The trend marks a dramatic increase in the amount of vitamin D deficiency in the U.S., according to findings set to be published tomorrow in the Archives of Internal Medicine. Between 1988 and 1994, 45 percent of 18,883 people (who were examined as part of the federal government's National Health and Nutrition Examination Survey) had 30 nanograms per milliliter or more of vitamin D, the blood level a growing number of doctors consider sufficient for overall health; a decade later, just 23 percent of 13,369 of those surveyed had at least that amount.
The slide was particularly striking among African Americans: just 3 percent of 3,149 blacks sampled in 2004 were found to have the recommended levels compared with 12 percent of 5,362 sampled two decades ago.
"We were anticipating that there would be some decline in overall vitamin D levels, but the magnitude of the decline in a relatively short time period was surprising," says study co-author Adit Ginde, an assistant professor at the University of Colorado Denver School of Medicine. Lack of vitamin D is linked to rickets (soft, weak bones) in children and thinning bones in the elderly, but scientists also believe it may play a role in heart disease, diabetes and cancer.
"We're just starting to scratch the surface of what the health effects of vitamin D are," Ginde tells ScientificAmerican.com. "There's reason to pay attention for sure."
But Mary France Picciano, a senior nutrition scientist in the National Institutes of Health's Office of Dietary Supplements, is skeptical that the dip is as deep or widespread as suggested, noting that there's disagreement on how much vitamin D is needed. She notes that the Institute of Medicine (IOM) defines insufficiency as less than11 nanograms per milliliter. Using that as a threshold, some 10 percent of U.S. adults are vitamin D deficient, according to a study published in November in the American Journal of Clinical Nutrition.
That earlier study, co-authored by Picciano, also found that vitamin D deficiency had become more common between the late 1980s and 2004, but that between half and 75 percent of that difference was due to changes in the test used to measure those blood levels and therefore wasn’t a true gauge. "The results are far overstated and their findings are not as accurate as ours," Picciano says. "There is some deficiency — I don't want to minimize that — but it's not as high as they're saying."
Ginde insists the results are reliable. "There's potential for methodology contributing to some of what we found," he says, but the magnitude of the change and other research "argue that this is the reality in the U.S. right now."

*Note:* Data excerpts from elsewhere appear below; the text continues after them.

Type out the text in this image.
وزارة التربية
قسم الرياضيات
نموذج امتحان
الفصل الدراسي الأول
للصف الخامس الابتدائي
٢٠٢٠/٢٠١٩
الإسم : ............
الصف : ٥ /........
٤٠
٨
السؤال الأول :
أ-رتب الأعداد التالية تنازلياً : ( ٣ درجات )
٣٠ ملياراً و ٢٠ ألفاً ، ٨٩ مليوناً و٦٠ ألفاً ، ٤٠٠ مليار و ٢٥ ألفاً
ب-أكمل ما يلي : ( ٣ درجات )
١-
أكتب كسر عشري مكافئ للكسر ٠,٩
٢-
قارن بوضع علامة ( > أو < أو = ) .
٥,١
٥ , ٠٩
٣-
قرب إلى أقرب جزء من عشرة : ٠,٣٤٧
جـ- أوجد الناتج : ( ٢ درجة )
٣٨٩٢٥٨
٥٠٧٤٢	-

Ginde, who last month linked vitamin D deficiency to catching more colds, blames increasing use of sunscreen and long sleeves following skin cancer-prevention campaigns for the change. Using a sunscreen with as little as a 15-factor protection cuts the skin's vitamin D production by 99 percent, the study notes, and there are few sources of the vitamin in our diets. Some food sources are salmon, tuna, mackerel and vitamin D-fortified dairy products, such as milk.
IOM recommends that people get 200-600 International Units (IU) of vitamin D daily, but it's reviewing whether to increase that recommendation in the wake of new studies. An update is expected in May 2010. Ginde believes that whatever those recommendations turn out to be, blacks should take double the amount of vitamin D supplements, because they have more melanin or pigment in their skin that makes it harder for the body to absorb and use the sun's ultraviolet rays to synthesize vitamin D. He adds that people should also take greater amounts of vitamin D in the winter when there's less sunlight.
Jim Fleet, a professor of foods and nutrition at Purdue University who wasn’t involved in the study, agrees with Picciano that failing to consider differences in the vitamin D testing methods (used during the two survey periods) was "a fatal mistake." But he tells ScientificAmerican.com that real deficiencies in vitamin D exist, even when they're defined by the lower cutoff, and that some 40 percent of African Americans are vitamin D deficient according to that threshold.
"If you look at people in the categories that we worry about," he says, "that’s still a lot of people."